BACKGROUND & OBJECTIVE: Glycosyl heterocycles, being as nucleoside analogs with modified glycon and hybrid heterocycle motifs, are of considerable interest, and thus, the targeted compounds were synthesized via a convenient and efficient approach. METHODS: New indolyl-thiadiazolyl thioglycosides scaffolds were synthesized, starting with the reaction of indole-3-carbaldehyde with 2-aminothiadiazole-5-thiole followed by glycosylation and deprotection. Likewise, new molecular hybrids comprising indole, thiadiazole, triazole and glycosyl moieties were synthesized utilizing click chemistry strategy. The cytotoxic activities of the newly synthesized compounds were studied on colon carcinoma HCT116, breast carcinoma MCF-7, lung carcinoma A549 and hepatocellular carcinoma HepG2 cell lines using Sulphorhodamine-B (SRB) assay. RESULTS: The 1,3,4-thiadiazole thioglycoside and the 1,2,3-triazole N1-glycoside possessing xylose moiety, compounds 8 and 15 revealed the most potent bio-activity among the new chemical entities; therefore, they undertook for further analysis of apoptosis. CONCLUSION: IC50s of Compound 8 were 38, 36, 33 and 158µg/ml, while they were 41, 44, 32 and 25µg/ml for compound 15 on HepG2, MCF7, HCT116 and A549 cell lines, respectively; furthermore, the total apoptosis rate (%) for control untreated cells were 9.63, 28.4, 25.4 (%), compounds 8 and 15 respectively, they produced a significant increase in total and early apoptosis rate (%) compared to control (P=0.0001). At the same time, no significant difference was detected in the late apoptosis rate (%), which means that both derivatives have the potential to be developed into potent anticancer agents.
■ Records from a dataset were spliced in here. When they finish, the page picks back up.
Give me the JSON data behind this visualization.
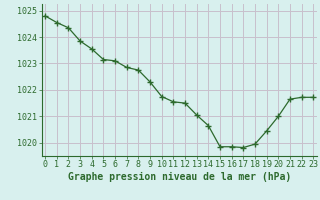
{
  "x": [
    0,
    1,
    2,
    3,
    4,
    5,
    6,
    7,
    8,
    9,
    10,
    11,
    12,
    13,
    14,
    15,
    16,
    17,
    18,
    19,
    20,
    21,
    22,
    23
  ],
  "y": [
    1024.8,
    1024.55,
    1024.35,
    1023.85,
    1023.55,
    1023.15,
    1023.1,
    1022.85,
    1022.75,
    1022.3,
    1021.75,
    1021.55,
    1021.5,
    1021.05,
    1020.65,
    1019.85,
    1019.85,
    1019.82,
    1019.95,
    1020.45,
    1021.0,
    1021.65,
    1021.72,
    1021.72
  ],
  "ylim": [
    1019.5,
    1025.25
  ],
  "yticks": [
    1020,
    1021,
    1022,
    1023,
    1024,
    1025
  ],
  "xticks": [
    0,
    1,
    2,
    3,
    4,
    5,
    6,
    7,
    8,
    9,
    10,
    11,
    12,
    13,
    14,
    15,
    16,
    17,
    18,
    19,
    20,
    21,
    22,
    23
  ],
  "line_color": "#2d6a2d",
  "marker_color": "#2d6a2d",
  "bg_color": "#d8f0ee",
  "grid_color": "#c8c0cc",
  "xlabel": "Graphe pression niveau de la mer (hPa)",
  "xlabel_color": "#2d6a2d",
  "tick_color": "#2d6a2d",
  "axis_color": "#2d6a2d",
  "label_fontsize": 6.0,
  "xlabel_fontsize": 7.0
}
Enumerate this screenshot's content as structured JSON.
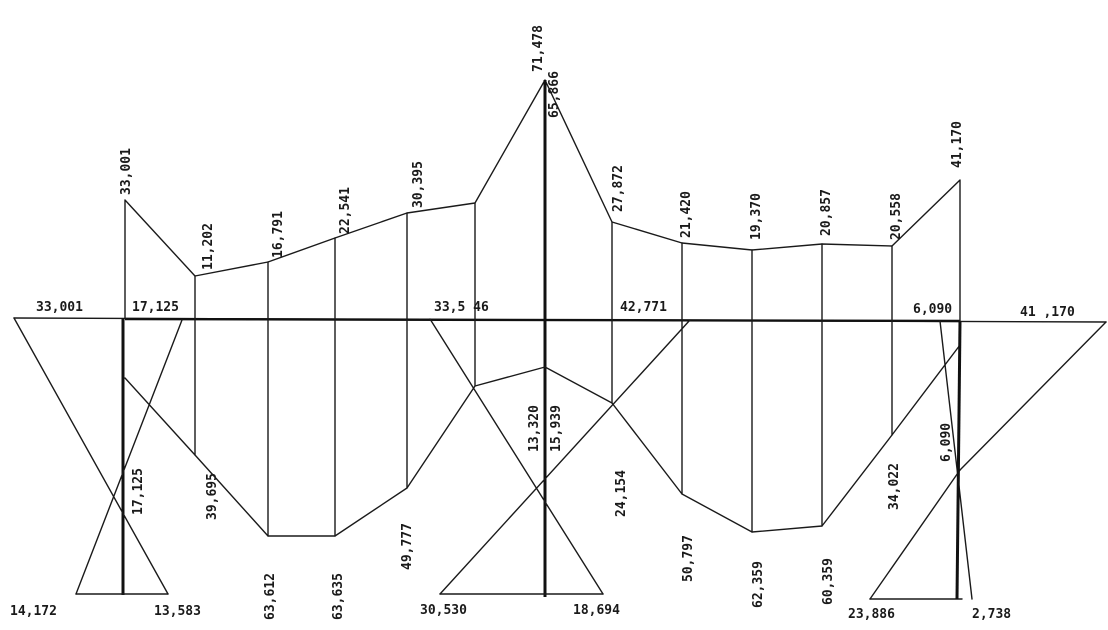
{
  "labels": {
    "t1": "33,001",
    "t2": "11,202",
    "t3": "16,791",
    "t4": "22,541",
    "t5": "30,395",
    "t6": "71,478",
    "t7": "65,866",
    "t8": "27,872",
    "t9": "21,420",
    "t10": "19,370",
    "t11": "20,857",
    "t12": "20,558",
    "t13": "41,170",
    "a1": "33,001",
    "a2": "17,125",
    "a3": "33,5 46",
    "a4": "42,771",
    "a5": "6,090",
    "a6": "41 ,170",
    "m1": "17,125",
    "m2": "39,695",
    "m3": "13,320",
    "m4": "15,939",
    "m5": "24,154",
    "m6": "34,022",
    "m7": "6,090",
    "b1": "14,172",
    "b2": "13,583",
    "b3": "63,612",
    "b4": "63,635",
    "b5": "49,777",
    "b6": "30,530",
    "b7": "18,694",
    "b8": "50,797",
    "b9": "62,359",
    "b10": "60,359",
    "b11": "23,886",
    "b12": "2,738"
  }
}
Synthesis and Cytotoxic Activity of New 1,3,4-Thiadiazole Thioglycosides and 1,2,3-Triazolyl-1,3,4-Thiadiazole N-glycosides.

New 1,3,4-thiadiazole thioglycosides linked to substituted arylidine systems were synthesized via glycosylation of the prepared 1,3,4-thiadiazole thiol compounds. Click strategy was also used for the synthesis of new 1,3,4-thiadiazole and 1,2,3-triazole hybrid glycosides by reaction of the acetylenic derivatives with different glycosyl azids followed by deacetylation process. The cytotoxic activities of the prepared compounds were studied against HCT-116 (human colorectal carcinoma) and MCF-7 (human breast adenocarcinoma) cell lines using the MTT assay. The results showed that the key thiadiazolethione compounds 2 and 3, the triazole glycosides linked to p-methoxyarylidine derivatives 14 and 15 in addition to the free hydroxyl glycoside 20 were found potent in activity comparable to the reference drug doxorubicin against MCF-7 human cancer cells. The acetylenic derivative 2 and glycoside 20 were also found highly active against HCT-116 cell lines.